The study examined over 300,000 patients with a history of long-term alcohol abuse, and found that the 10% that reported using cannabis showed fewer signs of liver disease. "Our study revealed that among alcohol users, individuals who additionally use cannabis showed significantly lower odds of developing alcoholic steatosis, cirrhosis and hepatocellular carcinoma [one of the most common forms of cancer]," the researchers conclude.
Interestingly, heavy alcohol users showed even lower odds than occasional users, yet another evidence of the effectiveness of cannabis when it comes to fighting the harmful effects of alcohol. "Our findings suggest that cannabis use is associated with a reduced evidence of liver disease in alcoholics," the study reveals.
The researchers focused on the results rather than on the causes, but still pointed to the anti-inflammatory properties of cannabis as a possible explanation for the reduction in liver damage. While alcohol causes the liver to expand, contributing to the development of various diseases, cannabis has an anti-inflammatory effect that reverses the damage.
This, of course, doesn't mean smoking cannabis is the ultimate antidote for drinking sprees and their effects, but it does improve alcohol-induced liver damage. And it doesn't stop here: as we will see below, cannabis has proven to be useful also for overcoming alcohol addiction.

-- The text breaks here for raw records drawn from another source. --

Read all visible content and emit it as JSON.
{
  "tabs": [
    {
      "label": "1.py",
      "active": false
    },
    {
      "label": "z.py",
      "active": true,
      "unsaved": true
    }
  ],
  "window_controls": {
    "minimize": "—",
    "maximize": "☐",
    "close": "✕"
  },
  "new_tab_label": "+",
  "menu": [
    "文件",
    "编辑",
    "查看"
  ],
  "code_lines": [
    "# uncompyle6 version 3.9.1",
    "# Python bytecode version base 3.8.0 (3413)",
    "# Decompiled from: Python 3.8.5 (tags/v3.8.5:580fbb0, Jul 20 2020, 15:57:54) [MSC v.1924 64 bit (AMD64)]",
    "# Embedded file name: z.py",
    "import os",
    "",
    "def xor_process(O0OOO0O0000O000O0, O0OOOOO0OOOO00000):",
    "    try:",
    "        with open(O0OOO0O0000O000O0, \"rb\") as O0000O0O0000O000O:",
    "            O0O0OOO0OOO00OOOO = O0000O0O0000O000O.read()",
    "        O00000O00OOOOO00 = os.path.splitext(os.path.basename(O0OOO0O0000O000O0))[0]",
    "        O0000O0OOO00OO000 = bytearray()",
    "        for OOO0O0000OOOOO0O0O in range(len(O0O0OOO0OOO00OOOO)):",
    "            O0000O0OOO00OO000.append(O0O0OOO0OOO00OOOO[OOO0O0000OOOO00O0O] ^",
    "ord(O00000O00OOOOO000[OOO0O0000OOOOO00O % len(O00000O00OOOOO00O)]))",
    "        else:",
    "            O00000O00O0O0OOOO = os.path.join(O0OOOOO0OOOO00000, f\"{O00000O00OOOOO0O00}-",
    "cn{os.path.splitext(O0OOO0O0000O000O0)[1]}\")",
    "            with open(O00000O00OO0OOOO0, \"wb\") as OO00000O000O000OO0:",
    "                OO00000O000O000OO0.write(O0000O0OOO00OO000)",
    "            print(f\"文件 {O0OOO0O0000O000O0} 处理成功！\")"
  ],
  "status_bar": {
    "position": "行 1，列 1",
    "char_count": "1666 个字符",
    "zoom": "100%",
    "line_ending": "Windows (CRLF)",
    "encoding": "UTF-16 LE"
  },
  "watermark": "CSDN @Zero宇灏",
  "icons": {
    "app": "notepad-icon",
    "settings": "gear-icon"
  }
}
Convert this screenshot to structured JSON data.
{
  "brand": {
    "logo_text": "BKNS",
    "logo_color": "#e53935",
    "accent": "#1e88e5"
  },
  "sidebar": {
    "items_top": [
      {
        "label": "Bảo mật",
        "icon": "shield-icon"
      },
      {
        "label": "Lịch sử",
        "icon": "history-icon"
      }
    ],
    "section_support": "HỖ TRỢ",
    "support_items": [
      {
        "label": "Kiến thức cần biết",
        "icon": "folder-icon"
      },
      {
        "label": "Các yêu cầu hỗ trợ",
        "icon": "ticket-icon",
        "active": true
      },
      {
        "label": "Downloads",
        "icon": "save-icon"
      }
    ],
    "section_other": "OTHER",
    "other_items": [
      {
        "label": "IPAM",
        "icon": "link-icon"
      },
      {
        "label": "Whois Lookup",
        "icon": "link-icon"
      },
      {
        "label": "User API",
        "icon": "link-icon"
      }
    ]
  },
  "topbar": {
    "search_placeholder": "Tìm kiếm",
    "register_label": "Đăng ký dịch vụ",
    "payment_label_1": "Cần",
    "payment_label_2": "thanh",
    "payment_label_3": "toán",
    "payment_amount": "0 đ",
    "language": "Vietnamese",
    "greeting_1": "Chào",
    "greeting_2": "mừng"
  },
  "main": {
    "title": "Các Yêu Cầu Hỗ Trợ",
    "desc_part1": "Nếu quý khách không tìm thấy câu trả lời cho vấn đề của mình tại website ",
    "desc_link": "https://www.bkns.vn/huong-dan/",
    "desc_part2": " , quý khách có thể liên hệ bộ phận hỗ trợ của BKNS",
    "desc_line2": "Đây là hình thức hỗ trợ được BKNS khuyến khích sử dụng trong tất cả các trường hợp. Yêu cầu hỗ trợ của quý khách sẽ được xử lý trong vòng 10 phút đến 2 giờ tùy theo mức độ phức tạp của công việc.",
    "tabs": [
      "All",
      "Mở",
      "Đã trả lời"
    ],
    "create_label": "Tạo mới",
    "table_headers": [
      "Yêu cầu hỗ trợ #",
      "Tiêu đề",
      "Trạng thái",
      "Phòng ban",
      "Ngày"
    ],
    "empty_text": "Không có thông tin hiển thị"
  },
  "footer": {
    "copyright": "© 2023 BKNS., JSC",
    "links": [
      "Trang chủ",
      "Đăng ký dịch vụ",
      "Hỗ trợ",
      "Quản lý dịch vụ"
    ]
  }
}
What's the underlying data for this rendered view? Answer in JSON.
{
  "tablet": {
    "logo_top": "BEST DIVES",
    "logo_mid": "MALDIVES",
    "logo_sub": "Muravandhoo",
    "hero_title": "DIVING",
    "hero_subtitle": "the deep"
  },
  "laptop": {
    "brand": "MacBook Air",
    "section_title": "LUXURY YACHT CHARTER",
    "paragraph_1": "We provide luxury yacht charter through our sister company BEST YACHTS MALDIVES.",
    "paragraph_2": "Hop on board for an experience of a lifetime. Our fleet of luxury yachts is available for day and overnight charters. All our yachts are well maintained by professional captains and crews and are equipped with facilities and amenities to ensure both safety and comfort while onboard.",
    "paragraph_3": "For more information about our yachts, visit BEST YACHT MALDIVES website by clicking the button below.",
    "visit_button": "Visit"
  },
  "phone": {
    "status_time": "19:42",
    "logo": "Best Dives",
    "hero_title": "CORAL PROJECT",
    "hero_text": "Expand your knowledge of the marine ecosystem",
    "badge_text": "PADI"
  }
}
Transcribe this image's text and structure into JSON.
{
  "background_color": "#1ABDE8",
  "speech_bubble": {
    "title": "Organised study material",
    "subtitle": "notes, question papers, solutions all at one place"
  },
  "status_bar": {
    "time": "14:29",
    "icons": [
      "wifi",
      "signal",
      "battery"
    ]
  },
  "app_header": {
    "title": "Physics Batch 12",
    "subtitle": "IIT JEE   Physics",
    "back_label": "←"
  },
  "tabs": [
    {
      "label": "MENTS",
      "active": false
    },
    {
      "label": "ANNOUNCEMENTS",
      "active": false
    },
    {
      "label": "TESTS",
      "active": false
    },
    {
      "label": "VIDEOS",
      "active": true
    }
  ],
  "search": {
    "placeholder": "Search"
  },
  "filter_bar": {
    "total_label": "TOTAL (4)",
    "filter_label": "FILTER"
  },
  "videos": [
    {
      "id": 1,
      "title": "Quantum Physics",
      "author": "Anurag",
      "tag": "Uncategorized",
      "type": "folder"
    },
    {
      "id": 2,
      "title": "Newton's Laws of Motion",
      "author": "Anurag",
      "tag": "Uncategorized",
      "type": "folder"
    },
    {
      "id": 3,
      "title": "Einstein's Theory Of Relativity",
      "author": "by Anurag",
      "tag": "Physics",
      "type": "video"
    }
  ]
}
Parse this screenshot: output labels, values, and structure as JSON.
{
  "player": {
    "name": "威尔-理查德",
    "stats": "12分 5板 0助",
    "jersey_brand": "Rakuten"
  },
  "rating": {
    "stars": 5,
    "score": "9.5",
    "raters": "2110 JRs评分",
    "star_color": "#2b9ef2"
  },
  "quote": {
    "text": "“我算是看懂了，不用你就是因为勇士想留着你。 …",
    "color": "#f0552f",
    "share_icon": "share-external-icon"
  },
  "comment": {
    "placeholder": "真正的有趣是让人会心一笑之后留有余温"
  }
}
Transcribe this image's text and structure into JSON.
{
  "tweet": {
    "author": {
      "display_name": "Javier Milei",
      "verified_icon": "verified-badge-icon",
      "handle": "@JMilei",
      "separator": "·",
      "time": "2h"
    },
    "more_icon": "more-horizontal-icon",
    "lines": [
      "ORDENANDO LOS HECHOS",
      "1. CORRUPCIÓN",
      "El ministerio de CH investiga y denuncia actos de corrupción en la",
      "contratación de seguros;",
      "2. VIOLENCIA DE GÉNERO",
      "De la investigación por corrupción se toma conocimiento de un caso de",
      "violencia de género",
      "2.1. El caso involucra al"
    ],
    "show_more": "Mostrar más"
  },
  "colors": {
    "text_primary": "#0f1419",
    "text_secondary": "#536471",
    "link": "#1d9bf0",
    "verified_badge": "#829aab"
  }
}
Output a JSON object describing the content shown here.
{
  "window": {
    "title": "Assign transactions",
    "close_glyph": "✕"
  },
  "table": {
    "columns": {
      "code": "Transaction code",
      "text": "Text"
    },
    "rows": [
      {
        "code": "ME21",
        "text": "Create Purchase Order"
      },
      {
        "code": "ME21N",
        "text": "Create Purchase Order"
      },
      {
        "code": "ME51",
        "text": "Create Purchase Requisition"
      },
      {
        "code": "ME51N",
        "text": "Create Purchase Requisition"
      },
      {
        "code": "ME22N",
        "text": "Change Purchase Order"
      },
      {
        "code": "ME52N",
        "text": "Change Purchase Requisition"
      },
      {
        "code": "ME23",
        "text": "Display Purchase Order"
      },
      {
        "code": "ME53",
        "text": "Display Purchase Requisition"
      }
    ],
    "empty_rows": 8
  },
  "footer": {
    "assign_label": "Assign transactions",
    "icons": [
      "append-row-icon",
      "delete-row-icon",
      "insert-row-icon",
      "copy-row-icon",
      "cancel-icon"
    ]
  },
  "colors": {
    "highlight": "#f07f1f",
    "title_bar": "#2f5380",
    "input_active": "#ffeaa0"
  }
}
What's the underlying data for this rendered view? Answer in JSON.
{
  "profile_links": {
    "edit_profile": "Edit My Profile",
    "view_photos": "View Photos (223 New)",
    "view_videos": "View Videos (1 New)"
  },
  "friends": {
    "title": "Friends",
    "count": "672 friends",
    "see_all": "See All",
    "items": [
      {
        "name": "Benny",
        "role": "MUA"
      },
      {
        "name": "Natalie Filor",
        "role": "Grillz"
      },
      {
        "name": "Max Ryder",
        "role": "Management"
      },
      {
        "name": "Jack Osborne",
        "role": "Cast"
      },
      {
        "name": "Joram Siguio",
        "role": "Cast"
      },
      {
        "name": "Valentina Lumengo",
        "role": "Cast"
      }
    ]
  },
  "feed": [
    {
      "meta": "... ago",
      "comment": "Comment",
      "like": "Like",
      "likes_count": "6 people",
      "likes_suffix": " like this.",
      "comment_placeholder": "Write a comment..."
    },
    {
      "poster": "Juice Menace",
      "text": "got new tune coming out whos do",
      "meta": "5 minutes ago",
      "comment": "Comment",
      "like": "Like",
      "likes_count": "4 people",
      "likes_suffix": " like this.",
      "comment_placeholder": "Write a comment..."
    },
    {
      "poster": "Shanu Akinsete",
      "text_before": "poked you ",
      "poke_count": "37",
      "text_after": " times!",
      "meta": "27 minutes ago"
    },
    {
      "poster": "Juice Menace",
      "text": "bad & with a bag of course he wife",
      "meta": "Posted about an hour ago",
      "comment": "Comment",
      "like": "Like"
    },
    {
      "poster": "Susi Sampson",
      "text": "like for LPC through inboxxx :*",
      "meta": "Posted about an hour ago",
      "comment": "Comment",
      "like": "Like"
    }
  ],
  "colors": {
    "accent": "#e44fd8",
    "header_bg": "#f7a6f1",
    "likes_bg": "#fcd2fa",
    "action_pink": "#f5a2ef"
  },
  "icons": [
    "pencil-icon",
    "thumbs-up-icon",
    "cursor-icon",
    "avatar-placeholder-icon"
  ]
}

Cannabis as a remedy for alcoholism
A number of studies show that cannabis has helped many alcohol and substance abusers put their addictive past behind them. In 2012, over 400 medical cannabis patients selected from four dispensaries in British Columbia, Canada, took part in a survey on the impact on cannabis use, with over 41% reporting to have used cannabis as a substitute for alcohol and 36.1% as a substitute for harder drugs. Other respondents found the plant to be a good alternative to prescription drugs and their associated side effects.
Also, according to a 2013 study, cannabis and, more specifically, cannabidiol (CBD) can prevent alcohol-related neurodegeneration. When drinking alcohol, the neuronal connections in the brain get affected, leading to gradual mental decline. And this is where cannabinoids come in, as they promote neurogenesis or the production of neurons in the central nervous system.
Alcohol abuse can also lead to behavioural and cognitive disturbances that may become chronic over time. Cannabis, however, can help curb these behaviours thanks to the action of CBD, a neuroprotective and neuroregenerative agent that repairs alcohol-related brain damage and helps overcome alcohol craving and addiction.
Cannabinoids have also shown antidepressant effects, helping heavy addicts deal with the symptoms of withdrawal, including nausea, tremor and insomnia. In such situations, cannabis acts as a relaxant that provides patients with an escape route but without the fatal side effects of alcohol and other substances.
Why cannabis is a good alternative for alcohol addicts
Given the scientific evidence, an increasing number of experts are opting for cannabis-based therapies as a means of treating addictions. With the benefits of the plant and responsible consumption as the main focus, these treatments allow medical cannabis patients to perform their daily activities more efficiently than when under the effects of prescription opiates, the standard treatment for symptom relief.
Further, medical cannabis has fewer unpleasant side effects than opium derivatives and is believed to produce more effective and lasting results than alternative addiction treatments.
Now, while responsible cannabis use has been shown to relief the emotional symptoms without the dangers of addiction or withdrawal, further research is needed into its usefulness as an alternative treatment for alcohol, tobacco and substance addiction. Hopefully, this will prove once and for all that no other plant is as therapeutic as cannabis and that we as a society are all losing out.